Fátima: «Yo era una persona triste, depresiva y cargaba con una tristeza profunda en mi corazón. Quien me veía creía que estaba todo bien, pero en mi interior había resentimiento a raíz de la separación de mis padres.
En ese estado conocí la Iglesia Universal. Recuerdo que llegamos con mi mamá un viernes y participamos de la Reunión de Liberación. En el momento de la oración, mojé mi remera de tanto llorar, pero salí libre, muy liviana y con paz. Así que comencé a participar de todas las reuniones. Tenía el deseo de estar cada día más cerca de Dios porque me hacía muy bien.
Sin embargo, un día dejé de tomar decisiones correctas y elegí el camino equivocado. Me empecé a juntar con personas que no eran buena influencia. Me alejé de la presencia de Dios y no quise que nadie me hablara de la iglesia.
Inicié una relación con una persona mucho más grande que yo. Mi mamá no estuvo de acuerdo y, entonces, me fui de mi casa. No me importó que ella sufriera, solo quería satisfacer mis deseos. A los pocos meses, no me interesó más mi pareja, porque usaba a la personas para intentar llenar el vacío interior que sentía.

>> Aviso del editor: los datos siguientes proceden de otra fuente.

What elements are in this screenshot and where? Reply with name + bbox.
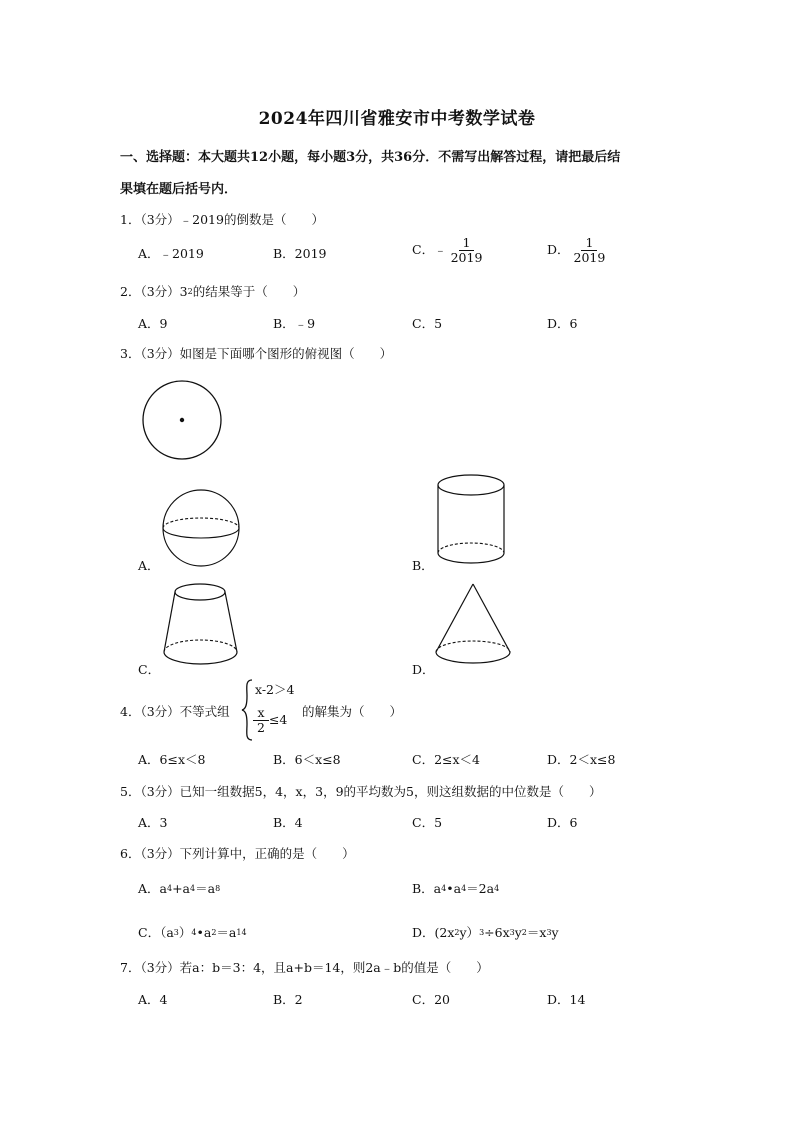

Todos los días me despertaba al mediodía y, media hora después, estaba durmiendo otra vez. El resto del tiempo lloraba. Incluso tuve pensamientos de suicidio.
Comencé un nuevo trabajo donde conocí a mi actual esposo. Allí todos se relacionaban entre sí y no les importaba si estaban casados. En ese ambiente empecé a tomar y fumar.
Con veintiún años, no tenía sueños. Pensaba que, si formaba una familia, iba a ser feliz. Quedé embarazada y a los ocho meses me enteré de que mi marido tenía una relación paralela con una compañera. Se me cayó el mundo.
Al tiempo, él empezó a ir a la Iglesia Universal y me invitaba para que yo fuera. Mi mamá hacía lo mismo, pero para mí era muy difícil volver porque no sabía lo que podían pensar de mí. Tuve que vencer el orgullo y pedirle perdón a Dios por no haberlo tenido en cuenta durante todo ese tiempo.
Hasta que un día quise cambiar y tomé la decisión de perdonar a mi esposo. Nuevamente tuve deseos de servir a Dios. Recibí al Espíritu Santo y tuve la certeza de que nunca más estaría sola.
Comencé a ver la vida desde otra perspectiva, a mirar al futuro y a creer en el matrimonio. Me casé, estudié una carrera, hoy desarrollo mi profesión y soy muy feliz. Además, puedo ayudar a otros.
El mejor año de mi vida fue cuando volví a Dios. Gracias a Él, conseguí un buen trabajo y, con mi esposo, compramos un auto nuevo y recibimos muchas bendiciones.
Hoy enfrento luchas, pero con las fuerzas de Dios. Él me fortalece y me guía todos los días de mi vida».